En medio de esta aparente irreconciabilidad extrema que generan esta profunda indignación, son posibles pequeños destellos de probables soluciones que puedan alcanzarse mediante un liderazgo transformador de las bases mismas de la sociedad. Y esos fulgores podrían provenir de las fuentes más improbables.
Es necesario machacar una y otra vez que los venezolanos están hasta el jopo – en términos caraqueños - de la ruina de su país que los chavistas y maduristas provocaron en menos de un cuarto de siglo de gobierno autoritario.
Bajo el gobierno de Maduro, la hiperinflación se disparó y la economía se contrajo en tres cuartas partes. La corrupción está enquistada y ha hecho metástasis. Los disidentes desaparecen en mazmorras. Una cuarta parte de la población (siete millones de personas) ha huido al extranjero.

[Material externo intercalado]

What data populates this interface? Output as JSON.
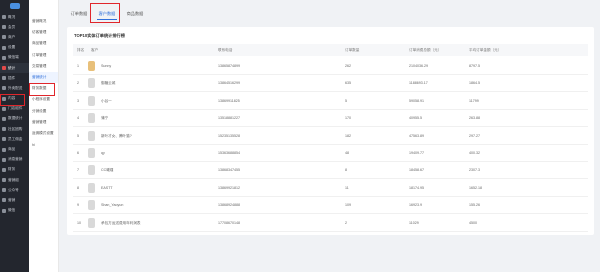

El mundo, ahora sólo le puede ofrecer una cosa a los venezolanos: una salida segura para Maduro y sus secuaces más cercanos. Una vida cómoda en una playa brasileña o caribeña, posiblemente con inmunidad judicial. Eso indignaría a quienes quieren ver a Maduro enfrentarse a la justicia en La Haya, pero es un precio que valdría la pena pagar para evitar un derramamiento de sangre y empezar a reconstruir Venezuela.